Ia menegaskan bahwa semua keluarga penerima manfaat (KPM) bantuan pangan beras di desanya menerima sesuai dengan jumlahnya, yakni 20 kilogram untuk bulan Juni dan Juli 2025.
“Kami salurkan kembali pada hari ini, semua KPM menerima sesuai jumlah 20 kilogram,” terangnya, Rabu (6/8/2025).
H. Hofi menjelaskan, niat awal pemerintah desa adalah memastikan rasa keadilan sosial dengan membagikan bantuan secara merata agar seluruh warga tidak mampu yang belum terdata bisa merasakan bantuan pangan beras tersebut.
Meski inisiatif tersebut lahir dari niat baik, Tapi ternyata menimbulkan salah paham di masyarakat. Seorang pemuda memprotes kebijakan pemerataan tersebut sehingga menimbulkan kehebohan di media sosial.
Sebagai respon, Pemerintah Desa Genteng melakukan perbaikan dan penyaluran kembali sesuai mekanisme petunjuk pelaksanaan dan teknis dari pemerintah pusat.
“Hari ini penyaluran dilakukan kembali sesuai aturan, dan sudah disertai dengan pernyataan melalui rekaman video dari KPM. Dan kami tegaskan seluruh penerima bantuan pangan beras di Desa Genteng sudah menerima sesuai haknya masing-masing yakni sebanyak 20 kilogram,” tegas H. Hofi.
Pihak desa juga memastikan tidak ada hak warga yang dikurangi, dan berkomitmen akan terus memperjuangkan usulan nama-nama warga tidak mampu yang belum terdaftar agar bisa masuk sebagai penerima bantuan pada tahap selanjutnya.
“Prinsip kami tidak ada hak masyarakat yang akan dikurangi. Justru kami ingin memperjuangkan mereka yang belum tersentuh bantuan,” imbuhnya.
H. Hofi mengungkapkan, di Desa Genteng masih banyak warga miskin yang namanya tidak tercantum dalam daftar resmi penerima bantuan pangan dari pusat.
“Banyak warga kami yang tergolong tidak mampu namun tidak masuk dalam data penerima bantuan,”jelasnya.
H. Hofi berharap pemerintah daerah maupun pemerintah pusat dapat memperbaiki data penerima bantuan. Sehingga penyaluran bantuan untuk warga kurang mampu bisa tepat sasaran.

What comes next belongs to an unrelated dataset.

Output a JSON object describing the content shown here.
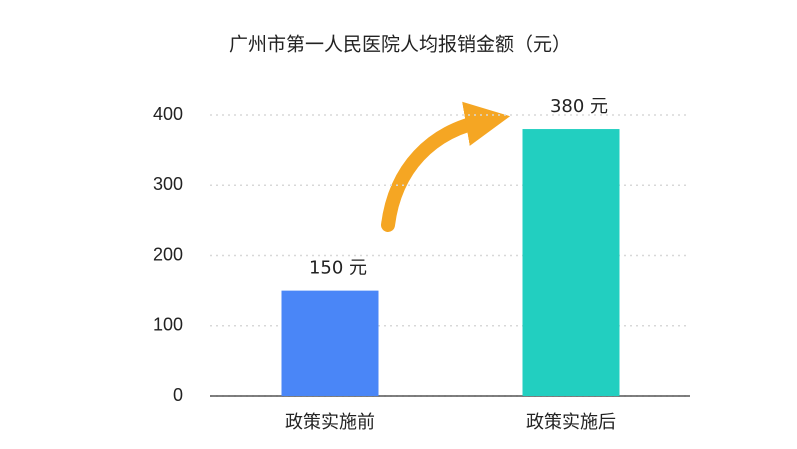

“Kami berharap data penerima bantuan ini diperbaiki, biar tepat sasaran. Dan juga tidak muncul kecemburuan di masyarakat,” ucapnya.
Sebagi bentuk kepedulian, Kepala Desa Genteng memberikan bantuan secara pribadi kepada warga kurang mampu yang tidak terdaftar dalam data resmi penerima bantuan pangan beras dari pemerintah pusat.
“Kami bagikan bantuan secara pribadi berupa beras 5 kilogram, meski tidak banyak, ini untuk mengobati kekecewaan warga yang tidak masuk dalam data,” pungkas H. Hofi.